Hippocrates, The Hippocratic Oath (Greek physician C5th to C4th B.C.)
She was said to poses a magical liquid which could heal all wounds and this is likely to be the inspiration behind Queen Lucy’s Cordial.
Modern potions do not hold such powers and are more often prepares with a specific purpose in mind. The healing properties of herbs are combined with other practices to bring relief to the drinker.

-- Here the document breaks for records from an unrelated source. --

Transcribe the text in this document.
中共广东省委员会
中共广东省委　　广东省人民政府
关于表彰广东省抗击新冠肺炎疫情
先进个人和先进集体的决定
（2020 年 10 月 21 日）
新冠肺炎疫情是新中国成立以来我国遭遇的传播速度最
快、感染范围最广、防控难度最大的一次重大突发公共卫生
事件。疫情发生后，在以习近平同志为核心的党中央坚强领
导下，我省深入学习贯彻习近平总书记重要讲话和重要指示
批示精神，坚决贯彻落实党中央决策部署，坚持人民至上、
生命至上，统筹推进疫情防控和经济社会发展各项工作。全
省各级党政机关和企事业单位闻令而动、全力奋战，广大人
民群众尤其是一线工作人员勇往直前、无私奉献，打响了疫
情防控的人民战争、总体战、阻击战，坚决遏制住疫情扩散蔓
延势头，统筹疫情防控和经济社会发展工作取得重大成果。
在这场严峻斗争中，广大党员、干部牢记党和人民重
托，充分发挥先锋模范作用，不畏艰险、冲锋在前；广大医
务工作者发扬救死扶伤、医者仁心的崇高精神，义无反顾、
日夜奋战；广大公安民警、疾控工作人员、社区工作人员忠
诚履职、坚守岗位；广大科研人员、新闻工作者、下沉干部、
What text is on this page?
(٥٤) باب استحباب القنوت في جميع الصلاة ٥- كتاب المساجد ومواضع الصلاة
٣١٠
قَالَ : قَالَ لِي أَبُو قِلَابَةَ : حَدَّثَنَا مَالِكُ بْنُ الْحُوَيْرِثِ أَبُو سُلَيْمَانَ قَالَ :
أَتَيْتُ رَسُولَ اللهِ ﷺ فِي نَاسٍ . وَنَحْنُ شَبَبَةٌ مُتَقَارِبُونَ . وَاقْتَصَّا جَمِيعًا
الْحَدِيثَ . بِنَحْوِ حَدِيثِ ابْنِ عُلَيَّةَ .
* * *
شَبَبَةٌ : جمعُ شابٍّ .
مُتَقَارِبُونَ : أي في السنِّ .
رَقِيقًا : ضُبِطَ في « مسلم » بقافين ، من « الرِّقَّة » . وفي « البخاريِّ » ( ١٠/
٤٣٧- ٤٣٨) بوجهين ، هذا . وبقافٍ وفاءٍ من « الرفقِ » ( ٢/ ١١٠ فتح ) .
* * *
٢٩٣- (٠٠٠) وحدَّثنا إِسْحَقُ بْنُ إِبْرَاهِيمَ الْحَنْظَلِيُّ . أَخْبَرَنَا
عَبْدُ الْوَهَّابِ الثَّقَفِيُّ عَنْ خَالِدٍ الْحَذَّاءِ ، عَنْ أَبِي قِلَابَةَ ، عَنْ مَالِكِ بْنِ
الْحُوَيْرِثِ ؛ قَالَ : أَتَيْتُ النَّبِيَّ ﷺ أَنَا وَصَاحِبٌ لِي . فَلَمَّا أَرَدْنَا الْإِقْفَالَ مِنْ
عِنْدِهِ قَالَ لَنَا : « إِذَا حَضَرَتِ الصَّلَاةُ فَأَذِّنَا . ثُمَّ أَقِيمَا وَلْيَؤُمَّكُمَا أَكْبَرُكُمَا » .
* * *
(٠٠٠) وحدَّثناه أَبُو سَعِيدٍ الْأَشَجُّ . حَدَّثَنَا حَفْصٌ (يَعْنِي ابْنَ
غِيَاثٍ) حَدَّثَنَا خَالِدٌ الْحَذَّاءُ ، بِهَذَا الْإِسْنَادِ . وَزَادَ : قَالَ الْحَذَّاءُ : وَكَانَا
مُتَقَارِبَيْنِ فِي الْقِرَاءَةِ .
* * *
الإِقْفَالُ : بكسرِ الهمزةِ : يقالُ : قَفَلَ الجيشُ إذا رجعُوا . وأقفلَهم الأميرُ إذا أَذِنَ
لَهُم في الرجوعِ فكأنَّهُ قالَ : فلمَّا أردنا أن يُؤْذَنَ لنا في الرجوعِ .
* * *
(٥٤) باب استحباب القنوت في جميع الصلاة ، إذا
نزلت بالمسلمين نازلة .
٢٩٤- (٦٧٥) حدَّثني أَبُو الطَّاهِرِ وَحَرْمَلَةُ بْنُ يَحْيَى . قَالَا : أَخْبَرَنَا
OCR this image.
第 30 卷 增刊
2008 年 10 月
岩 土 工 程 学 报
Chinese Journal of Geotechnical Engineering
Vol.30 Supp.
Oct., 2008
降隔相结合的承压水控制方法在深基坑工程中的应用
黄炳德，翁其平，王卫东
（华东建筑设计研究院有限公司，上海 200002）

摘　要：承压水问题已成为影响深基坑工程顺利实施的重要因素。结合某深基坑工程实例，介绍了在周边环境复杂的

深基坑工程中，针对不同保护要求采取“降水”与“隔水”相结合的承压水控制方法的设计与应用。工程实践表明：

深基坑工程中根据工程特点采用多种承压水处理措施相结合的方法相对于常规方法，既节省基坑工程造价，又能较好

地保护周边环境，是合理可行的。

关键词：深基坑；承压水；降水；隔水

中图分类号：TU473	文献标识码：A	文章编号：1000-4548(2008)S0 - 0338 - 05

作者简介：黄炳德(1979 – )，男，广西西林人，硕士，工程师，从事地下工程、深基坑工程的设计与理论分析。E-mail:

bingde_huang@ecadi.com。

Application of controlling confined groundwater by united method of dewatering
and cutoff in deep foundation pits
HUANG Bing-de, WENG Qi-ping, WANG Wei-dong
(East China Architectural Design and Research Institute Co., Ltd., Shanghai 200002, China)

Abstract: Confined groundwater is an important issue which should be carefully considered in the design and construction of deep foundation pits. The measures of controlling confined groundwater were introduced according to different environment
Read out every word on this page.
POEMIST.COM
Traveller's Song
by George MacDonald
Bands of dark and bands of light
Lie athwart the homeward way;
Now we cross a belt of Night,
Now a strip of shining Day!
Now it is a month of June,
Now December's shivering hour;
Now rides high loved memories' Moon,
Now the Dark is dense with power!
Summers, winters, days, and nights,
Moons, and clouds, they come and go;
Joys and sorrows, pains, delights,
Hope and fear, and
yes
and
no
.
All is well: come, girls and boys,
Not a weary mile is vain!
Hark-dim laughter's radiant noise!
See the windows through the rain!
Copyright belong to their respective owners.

It should be noted that healing potions and herbs should not be uses as an alternative to contemporary medicine. Such things should be used to complement medical advice and intervention and should be used in isolation. More generally if you wish to consume herbal preperations, particularly those you have made yourself, you should always make yourself aware of the uses and contraindications of each ingredient. If you have any doubt about the suitability of an ingredient seek professional advice and always remember that any potion or healing tea is taken at your own risk.
In The Clink of the Spoon
You may wondering why most of what I have referred to revolves around teas, brews and alcohol well that us because a potion is a spell which you drink. Sometimes they are concebtrates added to other liquids but they are always consumed in liquid form. Other things are added; both pleasant and noxious, drinkable and not. Other elements such as crystals, coloured bottles and charms all add to the power and appearance of the potion but as with most Witchcraft it is the intent that makes the difference.
A cup of cinnamon tea may just be a plain old cup of cinnamon tea, good for improving circulation and weight loss, but with the right clink of the spoon it can become a potion to draw love and happiness towards you. In all Witchcraft it is not so much what you do as how you do it.